Neural facilitation, also known as paired pulse facilitation, is a concept in neuroscience where an increase in the postsynaptic potential (EPP or EPSP) is evoked by a second impulse.
The phenomena of paired-pulse facilitation (PPF) and depression (PPD) are well known short-term forms of synaptic plasticity. They are expressed in electrophysiological experiments as changes in the amplitude of a test EPSC evoked by a second presynaptic spike that follows the first (conditioning) one in the paired-pulse paradigm. The second PSP can be up to five times the size of the first. Successive PSPs can grow the original PSP several dozen times within a second in some synapses. Facilitation often occurs with a build and decay time course of about 100 milliseconds.

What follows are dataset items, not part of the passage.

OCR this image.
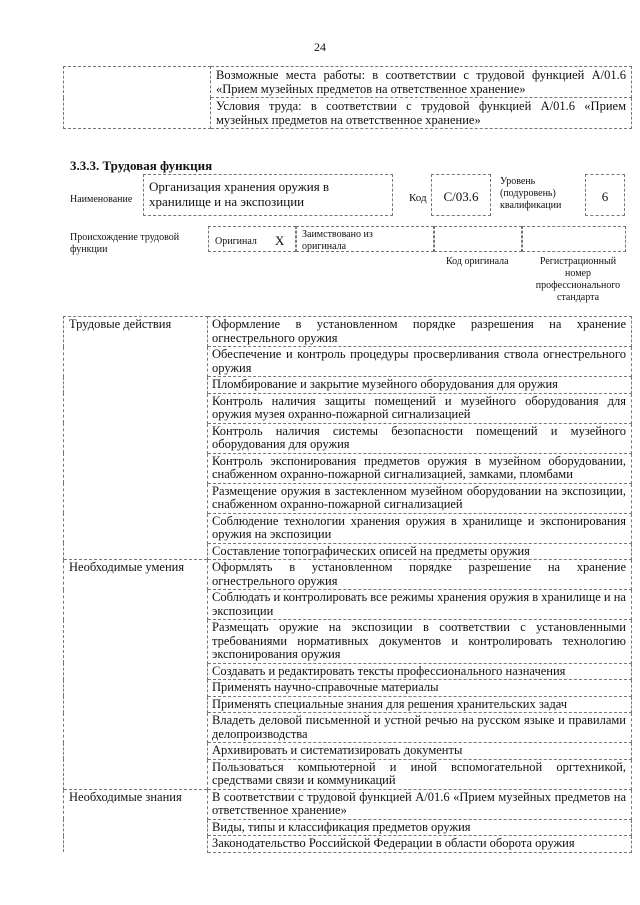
24
	Возможные места работы: в соответствии с трудовой функцией А/01.6 «Прием музейных предметов на ответственное хранение»
Условия труда: в соответствии с трудовой функцией А/01.6 «Прием музейных предметов на ответственное хранение»
3.3.3. Трудовая функция
Наименование
Организация хранения оружия в хранилище и на экспозиции	Код	С/03.6
Уровень (подуровень) квалификации
6
Происхождение трудовой функции
Оригинал X Заимствовано из оригинала
Код оригинала	Регистрационный номер профессионального стандарта
Трудовые действия	Оформление в установленном порядке разрешения на хранение огнестрельного оружия
	Обеспечение и контроль процедуры просверливания ствола огнестрельного оружия
	Пломбирование и закрытие музейного оборудования для оружия
	Контроль наличия защиты помещений и музейного оборудования для оружия музея охранно-пожарной сигнализацией
	Контроль наличия системы безопасности помещений и музейного оборудования для оружия
	Контроль экспонирования предметов оружия в музейном оборудовании, снабженном охранно-пожарной сигнализацией, замками, пломбами
	Размещение оружия в застекленном музейном оборудовании на экспозиции, снабженном охранно-пожарной сигнализацией
	Соблюдение технологии хранения оружия в хранилище и экспонирования оружия на экспозиции
	Составление топографических описей на предметы оружия
Необходимые умения	Оформлять в установленном порядке разрешение на хранение огнестрельного оружия
	Соблюдать и контролировать все режимы хранения оружия в хранилище и на экспозиции
	Размещать оружие на экспозиции в соответствии с установленными требованиями нормативных документов и контролировать технологию экспонирования оружия
	Создавать и редактировать тексты профессионального назначения
	Применять научно-справочные материалы
	Применять специальные знания для решения хранительских задач
	Владеть деловой письменной и устной речью на русском языке и правилами делопроизводства
	Архивировать и систематизировать документы
	Пользоваться компьютерной и иной вспомогательной оргтехникой, средствами связи и коммуникаций
Необходимые знания	В соответствии с трудовой функцией А/01.6 «Прием музейных предметов на ответственное хранение»
	Виды, типы и классификация предметов оружия
	Законодательство Российской Федерации в области оборота оружия
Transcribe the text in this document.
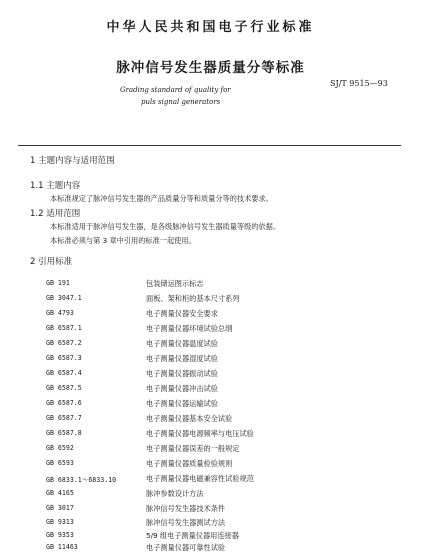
中华人民共和国电子行业标准
脉冲信号发生器质量分等标准
SJ/T 9515—93
Grading standard of quality for
puls signal generators
1 主题内容与适用范围
1.1 主题内容
本标准规定了脉冲信号发生器的产品质量分等和质量分等的技术要求。
1.2 适用范围
本标准适用于脉冲信号发生器，是各级脉冲信号发生器质量等级的依据。
本标准必须与第 3 章中引用的标准一起使用。
2 引用标准
GB 191	包装储运图示标志
GB 3047.1	面板、架和柜的基本尺寸系列
GB 4793	电子测量仪器安全要求
GB 6587.1	电子测量仪器环境试验总纲
GB 6587.2	电子测量仪器温度试验
GB 6587.3	电子测量仪器湿度试验
GB 6587.4	电子测量仪器振动试验
GB 6587.5	电子测量仪器冲击试验
GB 6587.6	电子测量仪器运输试验
GB 6587.7	电子测量仪器基本安全试验
GB 6587.8	电子测量仪器电源频率与电压试验
GB 6592	电子测量仪器误差的一般规定
GB 6593	电子测量仪器质量检验规则
GB 6833.1～6833.10	电子测量仪器电磁兼容性试验规范
GB 4165	脉冲参数设计方法
GB 3017	脉冲信号发生器技术条件
GB 9313	脉冲信号发生器测试方法
GB 9353	5/9 组电子测量仪器用连接器
GB 11463	电子测量仪器可靠性试验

Facilitation has been shown to be a phenomenon that occurs solely at the presynaptic side of a synapse, where synaptic vesicles containing neurotransmitter are released from a pool. As such, facilitation is thought to be the result of an increase in probability of vesicle release from this pool. Early experiments by Del Castillo & Katz in 1954 and Dudel & Kuffler in 1961 showed that facilitation was possible at the neuromuscular junction even if transmitter release does not occur. Experiments by Katz & Miledi in 1968 demonstrated that the presence of calcium ions was necessary for both facilitation and neurotransmitter release. This led to the residual Ca2+ hypothesis: that facilitation is caused by an action of calcium remaining in the nerve terminals after the conditioning stimulus. Calcium channels are present in neurons which are capable of allowing calcium to flow in.
The presence of PPF or PPD is dependent on the types of synapses and the experimental conditions. It varies strongly according to the interval between the conditioning and test pulses.
Short-term plasticity can be responsible for cognitive abilities involving temporal processes, eg. the determination of: order, duration, and interval.
This is an example of a dynamic synapse.